The featured video explores the poetics of magnetism, polarity, and navigation of local and global fields of power, where North is both an abstract idea and a shifting geologic orientation. Narration by Jazmyn Crosby; sound design and additional camera by Daniel Crouch.
Installed, the video is presented alongside three steel alters, each supporting one or more glasses of contaminated water. In each glass is a temporarily magnetized bit of metal (a sewing needle; a safety pin; a picture nail) acts as a compass needle, pointing toward magnetic north.

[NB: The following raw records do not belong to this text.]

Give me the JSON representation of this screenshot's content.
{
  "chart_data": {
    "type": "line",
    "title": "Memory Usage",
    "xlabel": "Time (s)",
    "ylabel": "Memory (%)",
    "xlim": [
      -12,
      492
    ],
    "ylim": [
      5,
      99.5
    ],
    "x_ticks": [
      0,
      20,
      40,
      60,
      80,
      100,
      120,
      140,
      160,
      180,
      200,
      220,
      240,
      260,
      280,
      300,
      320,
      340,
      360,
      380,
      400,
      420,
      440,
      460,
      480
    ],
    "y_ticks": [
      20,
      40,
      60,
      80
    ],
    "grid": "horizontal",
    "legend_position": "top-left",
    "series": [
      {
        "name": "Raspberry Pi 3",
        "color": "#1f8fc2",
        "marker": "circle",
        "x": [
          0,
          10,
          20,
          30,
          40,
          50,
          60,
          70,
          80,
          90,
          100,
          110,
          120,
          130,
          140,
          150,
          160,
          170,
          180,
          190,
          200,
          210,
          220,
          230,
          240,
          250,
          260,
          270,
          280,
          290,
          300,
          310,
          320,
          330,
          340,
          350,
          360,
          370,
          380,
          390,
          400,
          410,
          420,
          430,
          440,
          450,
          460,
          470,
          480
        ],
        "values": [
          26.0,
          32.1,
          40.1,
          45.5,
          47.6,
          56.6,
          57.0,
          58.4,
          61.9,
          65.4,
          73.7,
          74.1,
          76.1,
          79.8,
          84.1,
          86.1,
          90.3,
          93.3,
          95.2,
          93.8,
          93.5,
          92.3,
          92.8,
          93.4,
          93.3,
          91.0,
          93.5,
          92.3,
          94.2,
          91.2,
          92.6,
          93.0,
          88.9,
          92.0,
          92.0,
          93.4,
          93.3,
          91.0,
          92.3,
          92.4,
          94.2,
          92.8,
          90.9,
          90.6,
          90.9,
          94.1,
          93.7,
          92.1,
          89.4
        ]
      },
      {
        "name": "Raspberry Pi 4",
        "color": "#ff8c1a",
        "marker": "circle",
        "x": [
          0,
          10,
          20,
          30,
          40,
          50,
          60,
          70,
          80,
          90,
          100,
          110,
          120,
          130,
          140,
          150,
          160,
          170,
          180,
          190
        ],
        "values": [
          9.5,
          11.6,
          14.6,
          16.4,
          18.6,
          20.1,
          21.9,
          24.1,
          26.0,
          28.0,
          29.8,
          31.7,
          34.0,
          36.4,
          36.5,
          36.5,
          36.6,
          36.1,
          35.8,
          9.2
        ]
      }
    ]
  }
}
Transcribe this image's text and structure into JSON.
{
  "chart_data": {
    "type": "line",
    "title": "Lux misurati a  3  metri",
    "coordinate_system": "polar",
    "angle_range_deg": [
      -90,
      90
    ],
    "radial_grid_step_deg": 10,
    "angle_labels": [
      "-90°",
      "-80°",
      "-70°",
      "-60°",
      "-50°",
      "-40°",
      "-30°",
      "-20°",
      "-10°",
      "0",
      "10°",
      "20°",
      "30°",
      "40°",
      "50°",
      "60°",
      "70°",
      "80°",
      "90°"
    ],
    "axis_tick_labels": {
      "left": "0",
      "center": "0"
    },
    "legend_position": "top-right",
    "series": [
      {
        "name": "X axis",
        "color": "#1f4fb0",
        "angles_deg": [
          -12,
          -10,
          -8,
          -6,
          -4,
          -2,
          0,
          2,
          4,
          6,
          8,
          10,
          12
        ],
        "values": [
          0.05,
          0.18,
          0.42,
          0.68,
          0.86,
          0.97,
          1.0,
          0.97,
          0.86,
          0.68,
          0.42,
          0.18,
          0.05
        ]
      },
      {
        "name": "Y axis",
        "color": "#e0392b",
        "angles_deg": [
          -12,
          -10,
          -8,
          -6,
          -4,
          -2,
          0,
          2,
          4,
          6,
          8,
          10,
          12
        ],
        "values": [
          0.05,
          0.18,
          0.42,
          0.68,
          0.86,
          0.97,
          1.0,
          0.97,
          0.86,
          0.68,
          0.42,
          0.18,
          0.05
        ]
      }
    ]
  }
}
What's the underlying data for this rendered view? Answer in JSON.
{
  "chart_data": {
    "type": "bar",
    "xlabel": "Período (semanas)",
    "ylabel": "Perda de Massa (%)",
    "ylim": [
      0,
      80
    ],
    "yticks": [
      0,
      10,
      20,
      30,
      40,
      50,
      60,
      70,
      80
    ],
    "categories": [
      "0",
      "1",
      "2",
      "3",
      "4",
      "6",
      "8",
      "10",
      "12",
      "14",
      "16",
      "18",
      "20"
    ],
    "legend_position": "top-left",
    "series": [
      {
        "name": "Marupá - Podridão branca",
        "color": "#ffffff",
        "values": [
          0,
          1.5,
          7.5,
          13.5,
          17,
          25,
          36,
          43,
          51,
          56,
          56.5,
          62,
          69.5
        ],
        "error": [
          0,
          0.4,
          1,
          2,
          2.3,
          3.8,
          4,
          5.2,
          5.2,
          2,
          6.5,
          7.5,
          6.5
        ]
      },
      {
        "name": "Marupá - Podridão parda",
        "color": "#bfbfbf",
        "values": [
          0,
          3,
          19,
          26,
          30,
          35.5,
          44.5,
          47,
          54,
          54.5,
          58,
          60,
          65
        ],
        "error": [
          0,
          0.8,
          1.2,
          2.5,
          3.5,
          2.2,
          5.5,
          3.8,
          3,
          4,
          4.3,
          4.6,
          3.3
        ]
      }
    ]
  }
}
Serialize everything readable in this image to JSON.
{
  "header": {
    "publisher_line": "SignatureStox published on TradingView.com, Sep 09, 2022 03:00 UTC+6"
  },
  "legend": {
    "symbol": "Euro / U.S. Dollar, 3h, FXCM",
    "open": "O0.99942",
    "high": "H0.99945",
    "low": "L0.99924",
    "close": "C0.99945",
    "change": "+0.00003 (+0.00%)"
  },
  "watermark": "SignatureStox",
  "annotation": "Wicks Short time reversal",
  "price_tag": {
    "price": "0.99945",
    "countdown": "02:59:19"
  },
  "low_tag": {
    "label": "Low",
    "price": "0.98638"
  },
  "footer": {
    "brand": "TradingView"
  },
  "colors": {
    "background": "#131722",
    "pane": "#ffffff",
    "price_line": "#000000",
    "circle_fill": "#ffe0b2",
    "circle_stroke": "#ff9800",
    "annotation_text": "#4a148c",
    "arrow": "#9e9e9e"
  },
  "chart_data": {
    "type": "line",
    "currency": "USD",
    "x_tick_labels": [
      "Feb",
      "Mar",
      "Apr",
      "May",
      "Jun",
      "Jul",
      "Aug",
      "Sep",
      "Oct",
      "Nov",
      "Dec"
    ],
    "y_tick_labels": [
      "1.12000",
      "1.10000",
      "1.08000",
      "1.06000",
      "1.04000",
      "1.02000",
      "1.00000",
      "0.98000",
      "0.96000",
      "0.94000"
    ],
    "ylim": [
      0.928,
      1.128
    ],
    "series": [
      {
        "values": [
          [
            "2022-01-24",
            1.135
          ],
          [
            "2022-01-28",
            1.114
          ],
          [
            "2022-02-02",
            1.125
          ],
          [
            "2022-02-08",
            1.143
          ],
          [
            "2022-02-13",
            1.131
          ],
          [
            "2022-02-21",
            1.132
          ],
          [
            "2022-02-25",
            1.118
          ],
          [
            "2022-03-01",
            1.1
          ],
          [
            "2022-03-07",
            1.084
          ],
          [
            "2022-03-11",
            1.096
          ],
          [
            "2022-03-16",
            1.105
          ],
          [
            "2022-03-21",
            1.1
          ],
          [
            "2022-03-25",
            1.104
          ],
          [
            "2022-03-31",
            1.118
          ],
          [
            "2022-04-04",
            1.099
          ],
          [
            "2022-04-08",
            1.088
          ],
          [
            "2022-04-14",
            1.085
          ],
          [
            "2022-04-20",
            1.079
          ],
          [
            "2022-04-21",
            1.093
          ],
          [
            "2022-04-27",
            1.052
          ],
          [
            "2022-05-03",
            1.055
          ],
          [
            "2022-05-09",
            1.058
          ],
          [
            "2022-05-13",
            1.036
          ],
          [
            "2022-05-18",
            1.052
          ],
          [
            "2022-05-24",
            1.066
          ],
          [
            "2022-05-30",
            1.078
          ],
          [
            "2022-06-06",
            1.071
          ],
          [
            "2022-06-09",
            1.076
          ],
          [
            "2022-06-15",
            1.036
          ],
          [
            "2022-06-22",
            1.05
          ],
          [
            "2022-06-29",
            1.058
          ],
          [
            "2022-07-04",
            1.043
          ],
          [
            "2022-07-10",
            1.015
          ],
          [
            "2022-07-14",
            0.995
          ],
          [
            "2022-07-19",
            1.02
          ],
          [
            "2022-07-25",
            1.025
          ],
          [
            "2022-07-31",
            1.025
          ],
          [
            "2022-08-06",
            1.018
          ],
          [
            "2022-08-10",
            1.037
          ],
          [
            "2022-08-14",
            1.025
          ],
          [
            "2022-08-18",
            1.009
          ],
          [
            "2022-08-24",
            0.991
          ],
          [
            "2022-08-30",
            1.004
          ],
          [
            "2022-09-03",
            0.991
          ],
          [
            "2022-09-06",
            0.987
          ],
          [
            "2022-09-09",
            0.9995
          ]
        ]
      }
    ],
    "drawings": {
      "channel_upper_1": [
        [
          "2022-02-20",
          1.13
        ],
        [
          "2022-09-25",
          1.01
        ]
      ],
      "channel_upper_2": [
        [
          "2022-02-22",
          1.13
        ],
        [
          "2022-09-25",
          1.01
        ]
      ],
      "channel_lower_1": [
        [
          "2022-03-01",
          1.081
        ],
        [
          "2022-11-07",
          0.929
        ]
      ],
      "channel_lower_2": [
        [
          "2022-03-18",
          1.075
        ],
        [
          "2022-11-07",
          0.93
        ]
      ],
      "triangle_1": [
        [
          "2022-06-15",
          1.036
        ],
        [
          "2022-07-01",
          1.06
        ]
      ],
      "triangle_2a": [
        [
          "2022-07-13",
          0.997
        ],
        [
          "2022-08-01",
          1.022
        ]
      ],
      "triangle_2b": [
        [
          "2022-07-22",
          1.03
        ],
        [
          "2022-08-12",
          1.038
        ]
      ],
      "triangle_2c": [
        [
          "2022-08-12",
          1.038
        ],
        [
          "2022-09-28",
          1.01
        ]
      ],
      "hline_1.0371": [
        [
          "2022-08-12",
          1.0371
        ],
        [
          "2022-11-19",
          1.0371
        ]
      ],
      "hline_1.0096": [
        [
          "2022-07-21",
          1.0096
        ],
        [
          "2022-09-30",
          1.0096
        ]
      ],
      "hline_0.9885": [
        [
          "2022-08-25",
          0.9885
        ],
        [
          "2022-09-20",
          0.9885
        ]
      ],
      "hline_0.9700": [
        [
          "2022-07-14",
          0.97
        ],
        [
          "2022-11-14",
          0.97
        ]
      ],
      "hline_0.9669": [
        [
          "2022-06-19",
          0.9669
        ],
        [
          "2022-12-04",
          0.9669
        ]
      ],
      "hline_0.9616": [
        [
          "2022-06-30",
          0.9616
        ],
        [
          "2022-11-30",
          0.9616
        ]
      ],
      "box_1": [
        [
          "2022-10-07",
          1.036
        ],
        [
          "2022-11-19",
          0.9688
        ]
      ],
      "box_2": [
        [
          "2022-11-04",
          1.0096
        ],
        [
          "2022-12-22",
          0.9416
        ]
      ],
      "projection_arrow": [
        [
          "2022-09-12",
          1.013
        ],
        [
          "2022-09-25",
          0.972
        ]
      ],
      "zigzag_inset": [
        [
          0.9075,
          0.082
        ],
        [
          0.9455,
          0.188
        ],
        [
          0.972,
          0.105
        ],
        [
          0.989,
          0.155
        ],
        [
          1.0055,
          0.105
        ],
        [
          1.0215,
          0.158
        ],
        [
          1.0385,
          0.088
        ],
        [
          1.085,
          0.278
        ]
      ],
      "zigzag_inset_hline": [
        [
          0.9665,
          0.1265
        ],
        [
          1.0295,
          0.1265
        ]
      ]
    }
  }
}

These needles are re-magnetized once per day, a gesture echoed and unpacked by the narration of the accompanying short film Broken Symmetry.
The alters are counterbalanced by quilted sandbags featuring prints of Caspar David Friedrich’s The Sea of Ice and Frederic Edwin Church’s Study for the Icebergs, locating in the defensive function of the sandbag an analogy for the false comfort found in monumental images of a rapidly changing landscape.
Materials present:
Video projection, steel frames; sandbags quilted from satin, landscaping fabric, and dye transfer prints; bioconcrete shelves and stones from ground eggshell, iron filings, and gelatin; temporary compass needles; floor treatment and vessels from exhausted dyes, dye precipitates, and iron oxide liquor. Installation dimensions variable; structures are approximately 30 x 30 x 10″ or smaller.